Arena actually received FDA approval for its prescription weight loss drug, Belviq (lorcaserin), on June 27th (a few weeks before Qsymia's approval) but hit a stumbling block with a DEA (Drug Enforcement Agency) scheduling that allowed Qsymia to hit the market first. Still, the market seems to favor Arena since the FDA recommended Belviq as a Schedule IV drug to the DEA, which implies very low abuse potential and would allow fewer marketing restrictions than Qsymia once Belviq enters the prescription weight loss drug market.
More specifically, we'd see Belviq available in retail pharmacies - Qsymia is only available through mail order. There is also the fact that Vivus' MAA (Marketing Authorization Application) was not accepted by the EMA (European Medicines Agency), which means that Qsymia may not be able to even enter the European drug market. Belviq, on the other hand, probably will.
The story gets more interesting when you include Orexigen into the mix, with its future prescription weight loss drug Contrave (naltrexone SR and bupropion SR). Contrave has yet to receive FDA approval, and is in a phase III trial called "The Light Study" that is meant to test the cardiovascular risk factors that obese patients would be at risk for after FDA approval. The expected primary completion date for The Light Study isn't until 2017, although it's widely believed that the FDA would accept Contrave under certain conditions. REMS studies would make sense, which happens to be what Qsymia had to do in order to get approval despite its cardiovascular risk factors.
The Q3 2012 earnings report that was put out by Vivus on November 6th, 2012 is particularly important to all three prescription weight loss drug companies because it is our first view of a huge and unexplored drug market that is expected to be lucrative due to the incidence of obesity in the population. Although we can make crude estimates of the size of the prescription obesity drug market based on hypothetical market penetration rates of the obese population, there's nothing better than empirical data to verify the assumptions.
In the third quarter, Vivus posted an embarrassingly low product revenue of $41,000, which was derived from a petty sum of 5,560 Qsymia prescriptions that were sold between the drug's launch on September 17th and October 26th. While it's hard to blame a drug for weak performance on its first month of launch, there are two big concerns that serious VVUS investors have to wrestle with going forward.

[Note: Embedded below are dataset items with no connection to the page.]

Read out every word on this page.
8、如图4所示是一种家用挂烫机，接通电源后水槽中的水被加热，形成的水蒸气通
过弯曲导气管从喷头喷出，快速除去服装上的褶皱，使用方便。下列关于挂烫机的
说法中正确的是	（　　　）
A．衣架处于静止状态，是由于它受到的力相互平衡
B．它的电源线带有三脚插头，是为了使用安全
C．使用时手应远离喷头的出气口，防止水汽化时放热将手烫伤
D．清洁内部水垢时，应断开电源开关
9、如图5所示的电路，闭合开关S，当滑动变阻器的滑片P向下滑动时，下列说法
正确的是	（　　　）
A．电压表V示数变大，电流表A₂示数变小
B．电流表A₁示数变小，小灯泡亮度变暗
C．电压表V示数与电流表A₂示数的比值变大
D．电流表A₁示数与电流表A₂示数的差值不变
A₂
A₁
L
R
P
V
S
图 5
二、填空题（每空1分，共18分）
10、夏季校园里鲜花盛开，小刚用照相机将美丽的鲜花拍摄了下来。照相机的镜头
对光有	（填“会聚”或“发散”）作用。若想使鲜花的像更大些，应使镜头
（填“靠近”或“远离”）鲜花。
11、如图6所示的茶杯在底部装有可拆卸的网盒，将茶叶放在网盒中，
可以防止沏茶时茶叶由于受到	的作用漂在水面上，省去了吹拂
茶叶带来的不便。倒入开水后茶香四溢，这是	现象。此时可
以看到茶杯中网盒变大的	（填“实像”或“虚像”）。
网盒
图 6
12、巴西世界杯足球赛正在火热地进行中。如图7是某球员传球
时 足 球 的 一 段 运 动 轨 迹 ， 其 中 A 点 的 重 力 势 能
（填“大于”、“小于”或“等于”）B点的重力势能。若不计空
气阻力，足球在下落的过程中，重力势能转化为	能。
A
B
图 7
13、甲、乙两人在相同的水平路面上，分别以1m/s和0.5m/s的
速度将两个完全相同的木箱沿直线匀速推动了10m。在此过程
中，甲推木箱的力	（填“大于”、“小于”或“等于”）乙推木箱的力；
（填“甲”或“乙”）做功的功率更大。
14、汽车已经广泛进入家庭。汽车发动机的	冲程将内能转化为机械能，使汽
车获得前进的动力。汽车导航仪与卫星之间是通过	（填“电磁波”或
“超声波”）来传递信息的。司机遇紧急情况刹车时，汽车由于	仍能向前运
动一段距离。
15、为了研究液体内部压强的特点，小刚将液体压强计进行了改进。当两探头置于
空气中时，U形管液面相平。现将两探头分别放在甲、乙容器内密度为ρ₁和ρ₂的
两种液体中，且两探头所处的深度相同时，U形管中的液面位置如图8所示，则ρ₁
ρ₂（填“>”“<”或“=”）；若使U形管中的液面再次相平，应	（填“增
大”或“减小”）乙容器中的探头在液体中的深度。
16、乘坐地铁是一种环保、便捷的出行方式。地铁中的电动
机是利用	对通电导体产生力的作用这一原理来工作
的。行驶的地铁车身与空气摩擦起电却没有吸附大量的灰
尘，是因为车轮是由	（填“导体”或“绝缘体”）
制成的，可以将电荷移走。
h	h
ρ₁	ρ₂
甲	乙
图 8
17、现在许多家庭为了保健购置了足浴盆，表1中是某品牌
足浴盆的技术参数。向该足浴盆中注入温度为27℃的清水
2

First off, anyone who is long VVUS has to make the assumption that Qsymia only had a bad start because of the stumbling blocks that the company mentioned, including very limited insurance coverage and high co-payments for Qsymia prescriptions. According the company's conference call, patients had to pay an average of $62 for each 30-day prescription, which could justify the ~30% abandonment rates. Vivus is hoping that Qsymia can get more affordable for the people that need it after healthcare coverage expands, although it might require some patience.
The second major concern that Vivus investors should consider is the valuation of the company as a whole, which is currently $1.2 billion. Since we now have some financial data to work with, we can start using numbers (as they become available) to gauge intrinsic worth.

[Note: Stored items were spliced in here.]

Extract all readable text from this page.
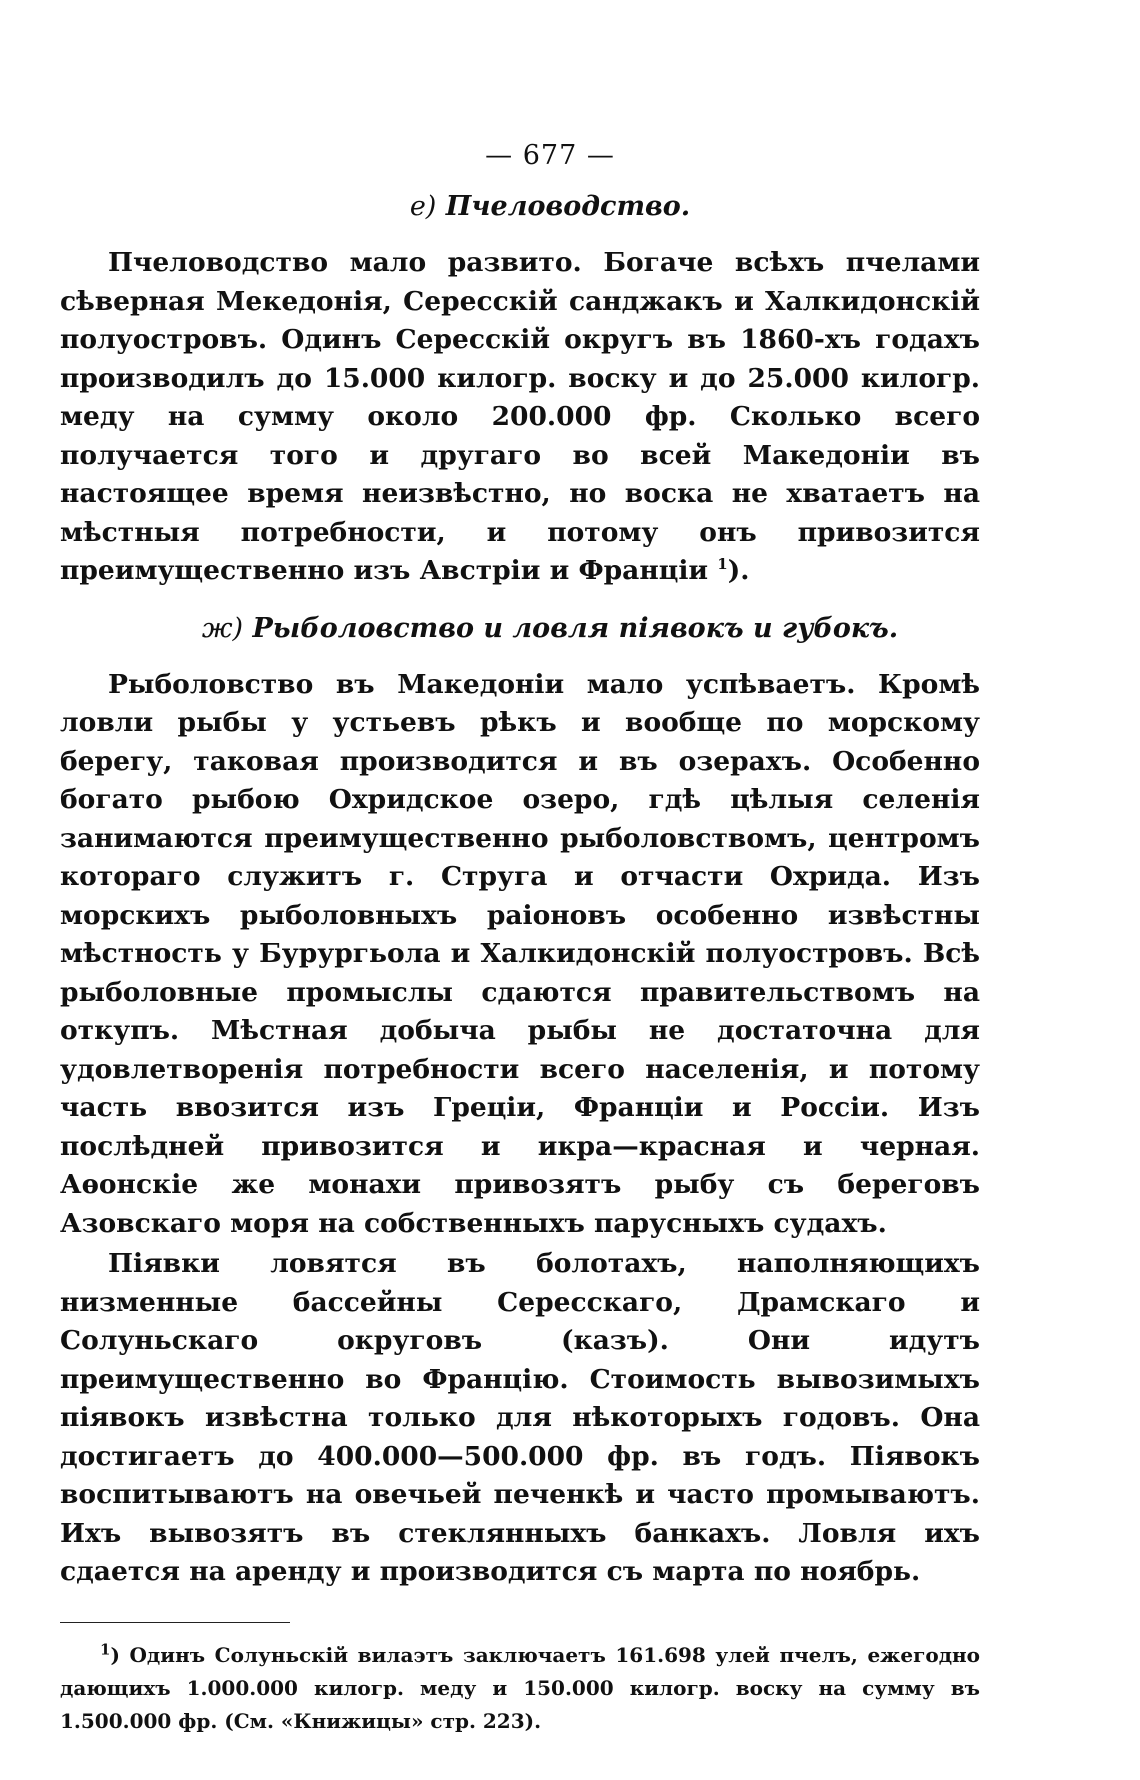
— 677 —
е) Пчеловодство.

Пчеловодство мало развито. Богаче всѣхъ пчелами сѣверная Мекедонія, Сересскій санджакъ и Халкидонскій полуостровъ. Одинъ Сересскій округъ въ 1860-хъ годахъ производилъ до 15.000 килогр. воску и до 25.000 килогр. меду на сумму около 200.000 фр. Сколько всего получается того и другаго во всей Македоніи въ настоящее время неизвѣстно, но воска не хватаетъ на мѣстныя потребности, и потому онъ привозится преимущественно изъ Австріи и Франціи $^1$).

ж) Рыболовство и ловля піявокъ и губокъ.

Рыболовство въ Македоніи мало успѣваетъ. Кромѣ ловли рыбы у устьевъ рѣкъ и вообще по морскому берегу, таковая производится и въ озерахъ. Особенно богато рыбою Охридское озеро, гдѣ цѣлыя селенія занимаются преимущественно рыболовствомъ, центромъ котораго служитъ г. Струга и отчасти Охрида. Изъ морскихъ рыболовныхъ раіоновъ особенно извѣстны мѣстность у Бурургьола и Халкидонскій полуостровъ. Всѣ рыболовные промыслы сдаются правительствомъ на откупъ. Мѣстная добыча рыбы не достаточна для удовлетворенія потребности всего населенія, и потому часть ввозится изъ Греціи, Франціи и Россіи. Изъ послѣдней привозится и икра—красная и черная. Аѳонскіе же монахи привозятъ рыбу съ береговъ Азовскаго моря на собственныхъ парусныхъ судахъ.

Піявки ловятся въ болотахъ, наполняющихъ низменные бассейны Сересскаго, Драмскаго и Солуньскаго округовъ (казъ). Они идутъ преимущественно во Францію. Стоимость вывозимыхъ піявокъ извѣстна только для нѣкоторыхъ годовъ. Она достигаетъ до 400.000—500.000 фр. въ годъ. Піявокъ воспитываютъ на овечьей печенкѣ и часто промываютъ. Ихъ вывозятъ въ стеклянныхъ банкахъ. Ловля ихъ сдается на аренду и производится съ марта по ноябрь.

$^1$) Одинъ Солуньскій вилаэтъ заключаетъ 161.698 улей пчелъ, ежегодно дающихъ 1.000.000 килогр. меду и 150.000 килогр. воску на сумму въ 1.500.000 фр. (См. «Книжицы» стр. 223).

At a retail price of $160 for a 30 day recommended-dose, we see that Vivus got about half of the $89,000 worth of Qsymia that the obesity drug market spent on the drug in its first month. The $41,000 in product revenue only cost Vivus $4,000 (this is the COGS), which implies profit margins of over 90%. This will make the company extremely profitable if prescription sales grew. We would want to see annual prescription sales in the hundreds of thousands rather than the tens of thousands implied by the current figures though.
Ultimately, while Qsymia's first month wasn't all that exciting, it's important to realize that the drug only had a little over a month to spend in a brand new market. Not every drug hits the ground running. Vivus did have some viable excuses during the conference call too, which made sense. Still, the company has a long way to go. Shares were down almost 21% after the quarterly report, which implies that many investors are not willing to take the risk.